We realised early on that we had to avoid some games because they were definitely biased towards the English speaking people present (Scene It, 30 Seconds, etc.). The evening went off very well, but there was a somewhat interesting interlude when one of the Latvians (the one with the strongest English) was playing battleships with the Irishman. She knew the rules. He didn't. So she was trying to explain them to him, but he was struggling with her accent and she was struggling to find the right words... and with his accent. Heck I struggle with his accent, too. It took me three attempts a few weeks ago to figure out what he meant when he told me that Obama had gone out for a 'borrgorr'.
Somehow the game got underway, but there were hiccups.

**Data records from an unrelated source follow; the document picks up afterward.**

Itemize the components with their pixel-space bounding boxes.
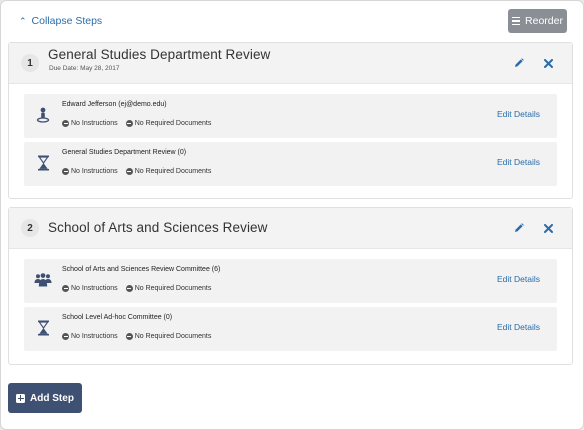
edit-details-link[interactable]: Edit Details — [497, 322, 540, 332]
instructions-status: No Instructions — [62, 167, 118, 175]
steps-panel: ⌃ Collapse Steps Reorder 1 General Studi… — [0, 0, 584, 430]
instructions-status: No Instructions — [62, 284, 118, 292]
edit-details-link[interactable]: Edit Details — [497, 157, 540, 167]
instructions-label: No Instructions — [71, 119, 118, 127]
add-step-label: Add Step — [30, 392, 74, 404]
minus-circle-icon — [125, 332, 133, 340]
minus-circle-icon — [125, 119, 133, 127]
documents-label: No Required Documents — [134, 167, 212, 175]
step-due-date: Due Date: May 28, 2017 — [49, 65, 120, 72]
hourglass-icon — [34, 154, 52, 172]
add-step-button[interactable]: Add Step — [8, 383, 82, 413]
list-item: School Level Ad-hoc Committee (0) No Ins… — [24, 307, 557, 351]
step-number: 2 — [21, 219, 39, 237]
step-number: 1 — [21, 54, 39, 72]
documents-status: No Required Documents — [125, 332, 212, 340]
member-name: General Studies Department Review (0) — [62, 149, 187, 156]
plus-square-icon — [16, 393, 26, 403]
documents-status: No Required Documents — [125, 284, 212, 292]
instructions-label: No Instructions — [71, 284, 118, 292]
member-name: Edward Jefferson (ej@demo.edu) — [62, 101, 167, 108]
collapse-steps-label: Collapse Steps — [31, 15, 103, 27]
pencil-icon[interactable] — [512, 56, 526, 70]
hourglass-icon — [34, 319, 52, 337]
step-header: 1 General Studies Department Review Due … — [9, 43, 572, 84]
collapse-steps-link[interactable]: ⌃ Collapse Steps — [19, 14, 102, 28]
member-name: School of Arts and Sciences Review Commi… — [62, 266, 221, 273]
list-item: School of Arts and Sciences Review Commi… — [24, 259, 557, 303]
documents-label: No Required Documents — [134, 119, 212, 127]
instructions-status: No Instructions — [62, 119, 118, 127]
documents-status: No Required Documents — [125, 167, 212, 175]
list-item: General Studies Department Review (0) No… — [24, 142, 557, 186]
instructions-label: No Instructions — [71, 332, 118, 340]
group-icon — [34, 271, 52, 289]
minus-circle-icon — [62, 167, 69, 175]
step-card: 1 General Studies Department Review Due … — [8, 42, 573, 199]
minus-circle-icon — [125, 167, 133, 175]
edit-details-link[interactable]: Edit Details — [497, 274, 540, 284]
reorder-button[interactable]: Reorder — [508, 9, 567, 33]
member-meta: No Instructions No Required Documents — [62, 331, 211, 341]
minus-circle-icon — [62, 119, 69, 127]
member-meta: No Instructions No Required Documents — [62, 283, 211, 293]
minus-circle-icon — [62, 332, 69, 340]
edit-details-link[interactable]: Edit Details — [497, 109, 540, 119]
minus-circle-icon — [125, 284, 133, 292]
step-header: 2 School of Arts and Sciences Review — [9, 208, 572, 249]
documents-label: No Required Documents — [134, 332, 212, 340]
pencil-icon[interactable] — [512, 221, 526, 235]
step-card: 2 School of Arts and Sciences Review Sch… — [8, 207, 573, 365]
documents-status: No Required Documents — [125, 119, 212, 127]
chevron-up-icon: ⌃ — [19, 15, 27, 26]
step-title: School of Arts and Sciences Review — [48, 220, 268, 235]
instructions-status: No Instructions — [62, 332, 118, 340]
instructions-label: No Instructions — [71, 167, 118, 175]
documents-label: No Required Documents — [134, 284, 212, 292]
close-icon[interactable] — [541, 221, 555, 235]
list-item: Edward Jefferson (ej@demo.edu) No Instru… — [24, 94, 557, 138]
list-icon — [512, 16, 521, 26]
close-icon[interactable] — [541, 56, 555, 70]
person-icon — [34, 106, 52, 124]
member-meta: No Instructions No Required Documents — [62, 166, 211, 176]
reorder-label: Reorder — [525, 15, 563, 27]
member-meta: No Instructions No Required Documents — [62, 118, 211, 128]
step-title: General Studies Department Review — [48, 47, 271, 62]
minus-circle-icon — [62, 284, 69, 292]
member-name: School Level Ad-hoc Committee (0) — [62, 314, 173, 321]
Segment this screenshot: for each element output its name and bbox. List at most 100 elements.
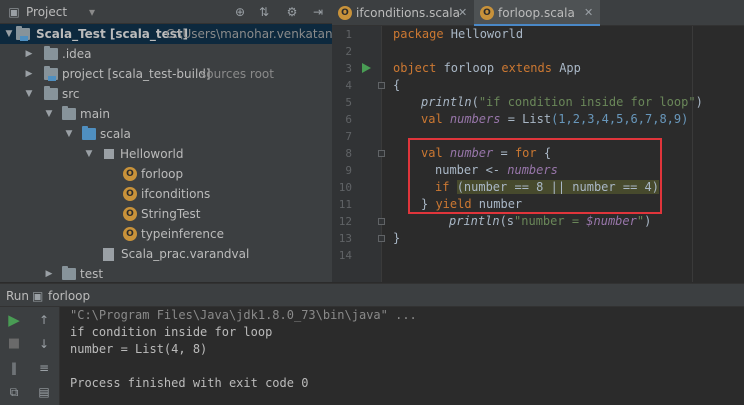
run-toolbar: ▶ ↑ ■ ↓ ‖ ≡ ⧉ ▤ bbox=[0, 307, 60, 405]
gear-icon[interactable]: ⚙ bbox=[284, 4, 300, 20]
project-panel-title[interactable]: Project bbox=[26, 4, 67, 20]
tab-label: ifconditions.scala bbox=[356, 6, 460, 20]
globe-icon[interactable]: ⊕ bbox=[232, 4, 248, 20]
chevron-right-icon[interactable]: ▶ bbox=[44, 264, 54, 282]
editor-tab-bar: O ifconditions.scala ✕ O forloop.scala ✕ bbox=[332, 0, 744, 26]
close-icon[interactable]: ✕ bbox=[584, 0, 593, 26]
tree-item-note: sources root bbox=[200, 67, 274, 81]
scala-object-icon: O bbox=[123, 227, 137, 241]
line-number: 2 bbox=[345, 45, 352, 58]
scala-object-icon: O bbox=[480, 6, 494, 20]
tree-item-label: .idea bbox=[62, 47, 92, 61]
tree-item-scala-prac[interactable]: Scala_prac.varandval bbox=[0, 244, 332, 264]
tree-item-label: src bbox=[62, 87, 80, 101]
tree-item-main[interactable]: ▼ main bbox=[0, 104, 332, 124]
tree-item-path: C:\Users\manohar.venkatanaray bbox=[166, 27, 332, 41]
tree-item-label: typeinference bbox=[141, 227, 224, 241]
line-number: 1 bbox=[345, 28, 352, 41]
scala-object-icon: O bbox=[123, 207, 137, 221]
line-number: 11 bbox=[338, 198, 352, 211]
tree-item-label: Scala_prac.varandval bbox=[121, 247, 250, 261]
line-number: 4 bbox=[345, 79, 352, 92]
tree-item-helloworld[interactable]: ▼ Helloworld bbox=[0, 144, 332, 164]
tree-item-label: forloop bbox=[141, 167, 184, 181]
line-number: 5 bbox=[345, 96, 352, 109]
tree-item-stringtest[interactable]: O StringTest bbox=[0, 204, 332, 224]
tree-item-ifconditions[interactable]: O ifconditions bbox=[0, 184, 332, 204]
tree-item-typeinference[interactable]: O typeinference bbox=[0, 224, 332, 244]
line-number: 8 bbox=[345, 147, 352, 160]
tab-ifconditions[interactable]: O ifconditions.scala ✕ bbox=[332, 0, 474, 26]
line-number: 9 bbox=[345, 164, 352, 177]
hide-icon[interactable]: ⇥ bbox=[310, 4, 326, 20]
run-panel-header: Run ▣ forloop bbox=[0, 283, 744, 307]
code-line-6: val numbers = List(1,2,3,4,5,6,7,8,9) bbox=[421, 112, 689, 126]
console-line: number = List(4, 8) bbox=[70, 342, 208, 356]
folder-icon bbox=[44, 86, 58, 100]
tree-item-test[interactable]: ▶ test bbox=[0, 264, 332, 282]
tree-item-label: Helloworld bbox=[120, 147, 184, 161]
annotation-highlight-box bbox=[408, 138, 662, 214]
pause-icon[interactable]: ‖ bbox=[5, 359, 23, 377]
chevron-down-icon[interactable]: ▼ bbox=[24, 84, 34, 104]
tree-item-project[interactable]: ▶ project [scala_test-build] sources roo… bbox=[0, 64, 332, 84]
close-icon[interactable]: ✕ bbox=[458, 0, 467, 26]
chevron-down-icon[interactable]: ▼ bbox=[4, 24, 14, 44]
code-line-13: } bbox=[393, 231, 401, 245]
chevron-down-icon[interactable]: ▼ bbox=[84, 144, 94, 164]
run-panel: ▶ ↑ ■ ↓ ‖ ≡ ⧉ ▤ "C:\Program Files\Java\j… bbox=[0, 307, 744, 405]
code-line-12: println(s"number = $number") bbox=[449, 214, 652, 228]
tree-item-src[interactable]: ▼ src bbox=[0, 84, 332, 104]
chevron-down-icon[interactable]: ▼ bbox=[44, 104, 54, 124]
editor-gutter[interactable]: 1 2 3 4 5 6 7 8 9 10 11 12 13 14 bbox=[332, 26, 385, 282]
folder-icon bbox=[62, 266, 76, 280]
package-icon bbox=[104, 149, 114, 159]
tree-item-idea[interactable]: ▶ .idea bbox=[0, 44, 332, 64]
chevron-down-icon[interactable]: ▼ bbox=[64, 124, 74, 144]
stop-icon[interactable]: ■ bbox=[5, 335, 23, 353]
tree-item-label: StringTest bbox=[141, 207, 201, 221]
code-line-4: { bbox=[393, 78, 401, 92]
source-folder-icon bbox=[44, 66, 58, 81]
collapse-icon[interactable]: ⇅ bbox=[256, 4, 272, 20]
code-line-3: object forloop extends App bbox=[393, 61, 581, 75]
fold-icon[interactable] bbox=[378, 150, 385, 157]
tree-item-scala-test[interactable]: ▼ Scala_Test [scala_test] C:\Users\manoh… bbox=[0, 24, 332, 44]
line-number: 7 bbox=[345, 130, 352, 143]
tree-item-label: project [scala_test-build] bbox=[62, 67, 211, 81]
fold-icon[interactable] bbox=[378, 218, 385, 225]
folder-icon bbox=[44, 46, 58, 60]
console-line: Process finished with exit code 0 bbox=[70, 376, 309, 390]
tree-item-label: ifconditions bbox=[141, 187, 211, 201]
line-number: 14 bbox=[338, 249, 352, 262]
console-line: "C:\Program Files\Java\jdk1.8.0_73\bin\j… bbox=[70, 308, 417, 322]
fold-icon[interactable] bbox=[378, 82, 385, 89]
line-number: 10 bbox=[338, 181, 352, 194]
tab-forloop[interactable]: O forloop.scala ✕ bbox=[474, 0, 600, 26]
tree-item-label: scala bbox=[100, 127, 131, 141]
dump-threads-icon[interactable]: ⧉ bbox=[5, 383, 23, 401]
run-gutter-icon[interactable] bbox=[362, 63, 371, 73]
soft-wrap-icon[interactable]: ≡ bbox=[35, 359, 53, 377]
tree-item-forloop[interactable]: O forloop bbox=[0, 164, 332, 184]
project-view-icon[interactable]: ▣ bbox=[6, 4, 22, 20]
tab-label: forloop.scala bbox=[498, 6, 575, 20]
console-output[interactable]: "C:\Program Files\Java\jdk1.8.0_73\bin\j… bbox=[70, 307, 744, 405]
module-folder-icon bbox=[16, 26, 30, 41]
chevron-right-icon[interactable]: ▶ bbox=[24, 64, 34, 84]
scroll-to-end-icon[interactable]: ▤ bbox=[35, 383, 53, 401]
chevron-down-icon[interactable]: ▾ bbox=[84, 4, 100, 20]
fold-icon[interactable] bbox=[378, 235, 385, 242]
run-config-tab[interactable]: forloop bbox=[48, 284, 90, 308]
chevron-right-icon[interactable]: ▶ bbox=[24, 44, 34, 64]
console-line: if condition inside for loop bbox=[70, 325, 273, 339]
rerun-icon[interactable]: ▶ bbox=[5, 311, 23, 329]
tree-item-label: test bbox=[80, 267, 104, 281]
project-panel-header: ▣ Project ▾ ⊕ ⇅ ⚙ ⇥ bbox=[0, 0, 332, 24]
tree-item-label: main bbox=[80, 107, 110, 121]
line-number: 6 bbox=[345, 113, 352, 126]
code-line-5: println("if condition inside for loop") bbox=[421, 95, 703, 109]
arrow-down-icon[interactable]: ↓ bbox=[35, 335, 53, 353]
arrow-up-icon[interactable]: ↑ bbox=[35, 311, 53, 329]
tree-item-scala[interactable]: ▼ scala bbox=[0, 124, 332, 144]
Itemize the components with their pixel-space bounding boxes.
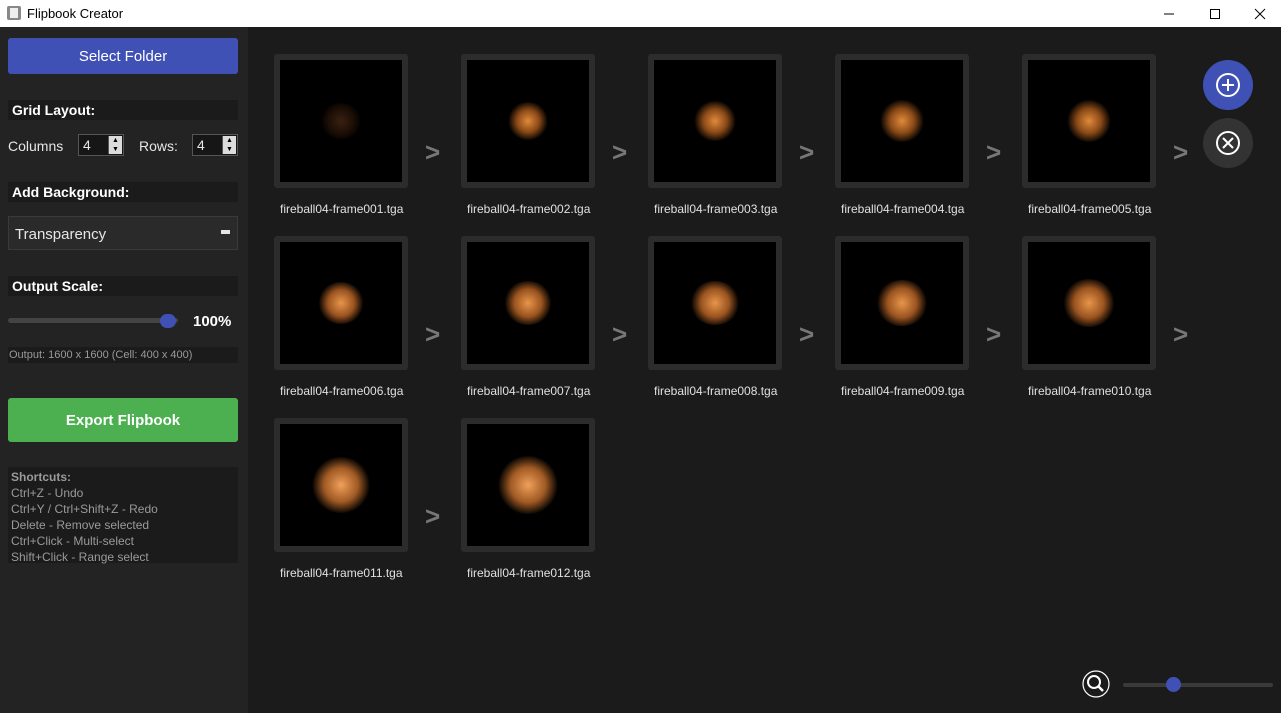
frame-image xyxy=(841,242,963,364)
frame-image xyxy=(654,242,776,364)
window-title: Flipbook Creator xyxy=(27,6,124,21)
columns-stepper[interactable]: ▲ ▼ xyxy=(108,136,122,154)
sidebar: Select Folder Grid Layout: Columns 4 ▲ ▼ … xyxy=(0,27,248,713)
sequence-arrow: > xyxy=(799,137,815,167)
frame-image xyxy=(467,242,589,364)
frame-thumbnail[interactable] xyxy=(274,418,408,552)
frame-filename: fireball04-frame011.tga xyxy=(280,566,403,580)
maximize-button[interactable] xyxy=(1192,0,1238,27)
maximize-icon xyxy=(1210,8,1220,19)
frame-filename: fireball04-frame003.tga xyxy=(654,202,778,216)
frame-filename: fireball04-frame001.tga xyxy=(280,202,404,216)
up-arrow-icon[interactable]: ▲ xyxy=(109,136,122,145)
columns-value: 4 xyxy=(83,137,91,153)
app-icon xyxy=(7,6,21,20)
zoom-slider-handle[interactable] xyxy=(1166,677,1181,692)
frame-filename: fireball04-frame006.tga xyxy=(280,384,404,398)
frame-filename: fireball04-frame007.tga xyxy=(467,384,591,398)
shortcut-range-select: Shift+Click - Range select xyxy=(11,550,149,564)
frame-thumbnail[interactable] xyxy=(835,236,969,370)
frame-image xyxy=(841,60,963,182)
frame-filename: fireball04-frame005.tga xyxy=(1028,202,1152,216)
grid-layout-heading: Grid Layout: xyxy=(8,100,238,120)
minimize-icon xyxy=(1164,13,1174,14)
shortcut-redo: Ctrl+Y / Ctrl+Shift+Z - Redo xyxy=(11,502,158,516)
frame-image xyxy=(654,60,776,182)
zoom-icon xyxy=(1082,670,1110,698)
sequence-arrow: > xyxy=(425,319,441,349)
frame-filename: fireball04-frame002.tga xyxy=(467,202,591,216)
frame-image xyxy=(1028,242,1150,364)
sequence-arrow: > xyxy=(986,137,1002,167)
sequence-arrow: > xyxy=(612,319,628,349)
columns-spinbox[interactable]: 4 ▲ ▼ xyxy=(78,134,124,156)
sequence-arrow: > xyxy=(425,137,441,167)
scale-value: 100% xyxy=(193,313,232,330)
output-info: Output: 1600 x 1600 (Cell: 400 x 400) xyxy=(8,347,238,363)
title-bar: Flipbook Creator xyxy=(0,0,1281,27)
frame-thumbnail[interactable] xyxy=(648,236,782,370)
up-arrow-icon[interactable]: ▲ xyxy=(223,136,236,145)
frame-thumbnail[interactable] xyxy=(274,54,408,188)
close-icon xyxy=(1254,8,1266,19)
rows-label: Rows: xyxy=(139,138,178,154)
down-arrow-icon[interactable]: ▼ xyxy=(109,145,122,154)
frame-thumbnail[interactable] xyxy=(1022,54,1156,188)
sequence-arrow: > xyxy=(425,501,441,531)
frame-image xyxy=(1028,60,1150,182)
frame-thumbnail[interactable] xyxy=(461,236,595,370)
sequence-arrow: > xyxy=(986,319,1002,349)
add-frames-button[interactable] xyxy=(1203,60,1253,110)
background-select[interactable]: Transparency xyxy=(8,216,238,250)
minimize-button[interactable] xyxy=(1146,0,1192,27)
frame-filename: fireball04-frame008.tga xyxy=(654,384,778,398)
output-scale-heading: Output Scale: xyxy=(8,276,238,296)
close-button[interactable] xyxy=(1237,0,1281,27)
close-circle-icon xyxy=(1216,131,1240,155)
frame-filename: fireball04-frame004.tga xyxy=(841,202,965,216)
plus-circle-icon xyxy=(1216,73,1240,97)
frame-thumbnail[interactable] xyxy=(461,418,595,552)
background-heading: Add Background: xyxy=(8,182,238,202)
rows-spinbox[interactable]: 4 ▲ ▼ xyxy=(192,134,238,156)
sequence-arrow: > xyxy=(1173,319,1189,349)
frame-image xyxy=(280,60,402,182)
frame-filename: fireball04-frame010.tga xyxy=(1028,384,1152,398)
frame-thumbnail[interactable] xyxy=(461,54,595,188)
zoom-slider[interactable] xyxy=(1123,683,1273,687)
columns-label: Columns xyxy=(8,138,64,154)
frame-image xyxy=(467,60,589,182)
frame-thumbnail[interactable] xyxy=(274,236,408,370)
clear-frames-button[interactable] xyxy=(1203,118,1253,168)
sequence-arrow: > xyxy=(1173,137,1189,167)
frame-image xyxy=(280,424,402,546)
frames-area: fireball04-frame001.tga > fireball04-fra… xyxy=(248,27,1281,713)
shortcuts-title: Shortcuts: xyxy=(11,470,71,484)
frame-image xyxy=(467,424,589,546)
frame-thumbnail[interactable] xyxy=(1022,236,1156,370)
export-flipbook-button[interactable]: Export Flipbook xyxy=(8,398,238,442)
frame-filename: fireball04-frame009.tga xyxy=(841,384,965,398)
scale-slider-handle[interactable] xyxy=(160,314,176,328)
down-arrow-icon[interactable]: ▼ xyxy=(223,145,236,154)
sequence-arrow: > xyxy=(612,137,628,167)
shortcut-delete: Delete - Remove selected xyxy=(11,518,150,532)
scale-slider[interactable] xyxy=(8,318,178,323)
shortcuts-panel: Shortcuts: Ctrl+Z - Undo Ctrl+Y / Ctrl+S… xyxy=(8,467,238,564)
shortcut-multi-select: Ctrl+Click - Multi-select xyxy=(11,534,135,548)
frame-thumbnail[interactable] xyxy=(648,54,782,188)
rows-stepper[interactable]: ▲ ▼ xyxy=(222,136,236,154)
frame-filename: fireball04-frame012.tga xyxy=(467,566,591,580)
dropdown-icon xyxy=(221,230,230,234)
background-selected-value: Transparency xyxy=(15,226,107,243)
sequence-arrow: > xyxy=(799,319,815,349)
shortcut-undo: Ctrl+Z - Undo xyxy=(11,486,84,500)
rows-value: 4 xyxy=(197,137,205,153)
select-folder-button[interactable]: Select Folder xyxy=(8,38,238,74)
frame-image xyxy=(280,242,402,364)
frame-thumbnail[interactable] xyxy=(835,54,969,188)
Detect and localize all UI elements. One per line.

- When he says A and E, they sound very similar to an unpractised ear
- She calls H 'ush' while he calls it 'haitch' - so she kept thinking he was saying 8
- In Latvian, the letter I is called 'ee' (as it is in several other languages) and she kept mixing the two up
Then, as I drove her home later, she told me how nervous she was about driving in England, because she is used to driving on the left. I pointed out that we do drive on the left in England, but that I had always thought they drove on the right in Latvia. No, she insisted. They drive on the left. It is we who drive on the right. Since we were in the car at the time, quite clearly driving on the left side of the road, I assumed she was confusing the words for left and right. Then it dawned on me. When we talk about the side on which we drive, we refer to the side of the road on which we travel. When she does, she refers to the side of the car on which the driver sits.
As we get to know these ladies better, I foresee many such misunderstandings, and it occurs to me that a simple translation isn't always enough to ensure clarity of understanding. There are frames of reference and paradigms in play.
For those of us who are called upon to develop multilingual resources, this might well be a consideration. It might be worth having a sense check with the translator and looking for a more readily understood transliteration instead.